« L'armature du capitalisme »
Recension de Béton d'Anselm Jappe par Galaad Wilgos sur Le Comptoir.
Certaines choses sont tellement omniprésentes qu’elles disparaissent de notre conscience pour ne former plus qu’un décor neutre. L’exemple le plus frappant est sans nul doute l’architecture, qui détermine bien plus nos vies que ce que l’on pourrait croire. Mais plus encore que l’architecture, il y a le matériau qui la forme, qui passe complètement inaperçu. C’est pourquoi Anselm Jappe, notamment connu pour son grand essai sur Guy Debord et sa critique du capitalisme inspirée de la théorie de la critique de la valeur (Wertkritik), s’est donné pour une fois la liberté de se consacrer à un sujet qui, pour lui, n’est pas une spécialité, mais bien plutôt une passion. Car cette œuvre n’est pas celle d’un urbaniste, d’un théoricien de l’architecture ou même de l’esthétique : c’est celle d’un dilettante avide de connaissance, d’un esthète anticapitaliste qui déploie ici une critique profonde et radicale du béton et de l’architecture moderne dont il est l’armature.
Dans ce livre, il règle son compte au béton armé dont il fait l’une des clefs de voûte du capitalisme contemporain.
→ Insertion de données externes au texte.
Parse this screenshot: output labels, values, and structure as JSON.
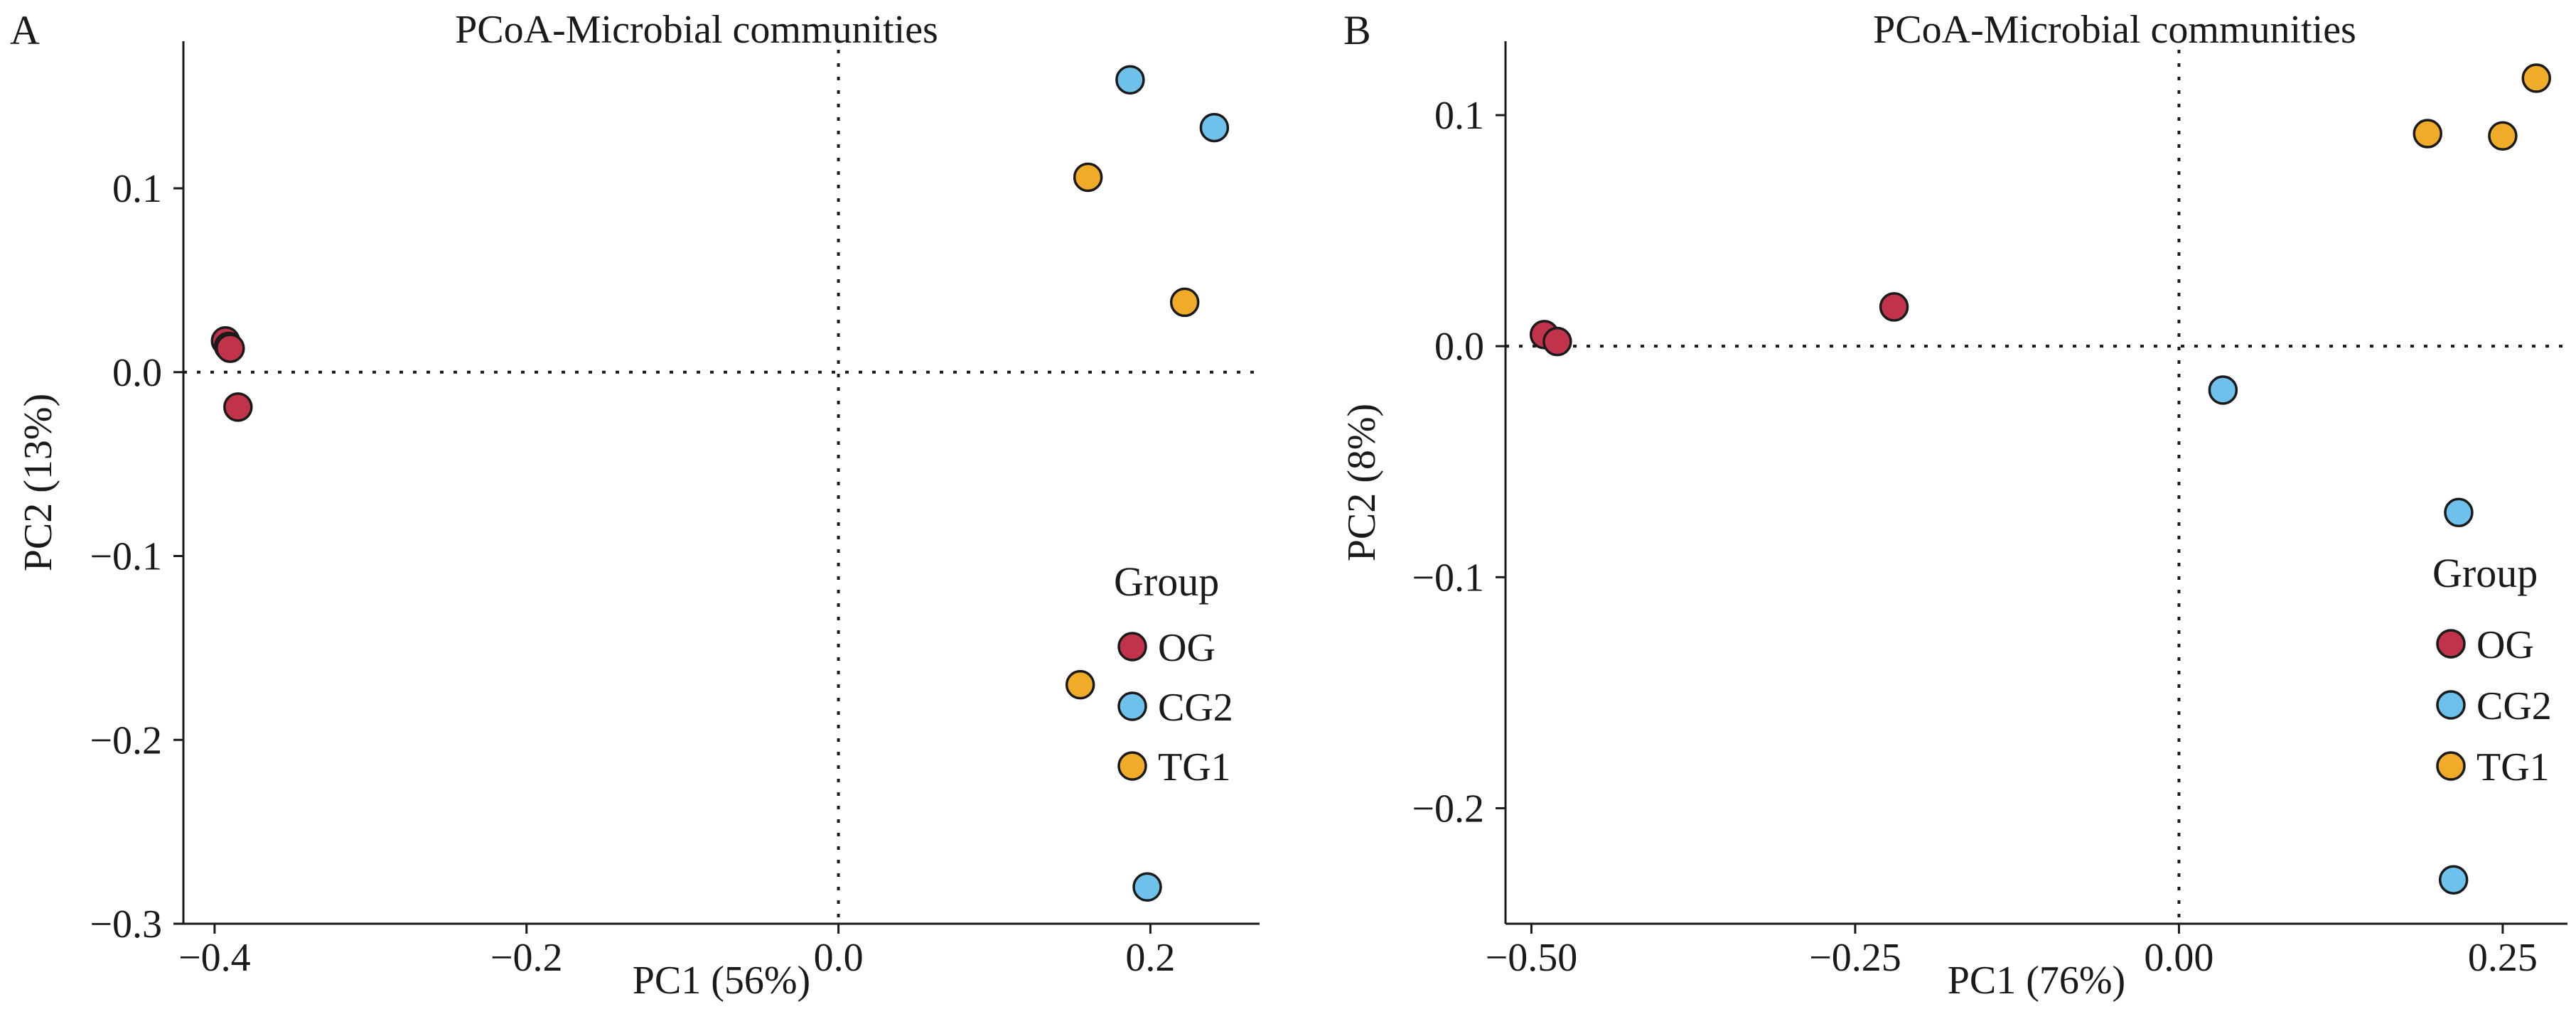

Un matériau pas cher mais peu solide et qui ne dure pas, comme beaucoup de choses produites par lui. Vu comme un moyen pour tendre vers le progrès par la bourgeoisie progressiste, voire un allié du prolétariat par les communistes staliniens, ce matériau participe de l’uniformisation de l’architecture mondiale et de l’évolution du capitalisme : bureaucratisation, concentration, verticalisation et liens de plus en plus forts entre les entreprises et les États, etc. Le béton armé est par ailleurs vecteur de prolétarisation, puisqu’il ne nécessite plus les connaissances transmises auparavant entre artisans pour la construction d’édifices. Le monde du béton armé, c’est celui de la division du travail radicale où d’un côté l’architecte, sorte d’individu omnipotent et chef d’orchestre, dicte la marche à suivre à des hordes d’ouvriers sans qualification, comme dans une usine quelconque.
La solution pour Jappe ? Le retour à une architecture plus populaire, c’est-à-dire démocratique, qui s’enracine dans un lieu et se fait par les habitants pour les habitants – et non par les architectes pour les agences immobilières. Il en appelle aussi à l’utilisation de matériaux durables et solides. Sa critique est ainsi tour à tour esthétique, intellectuelle, politique et historique. C’est-à-dire socialiste romantique (...).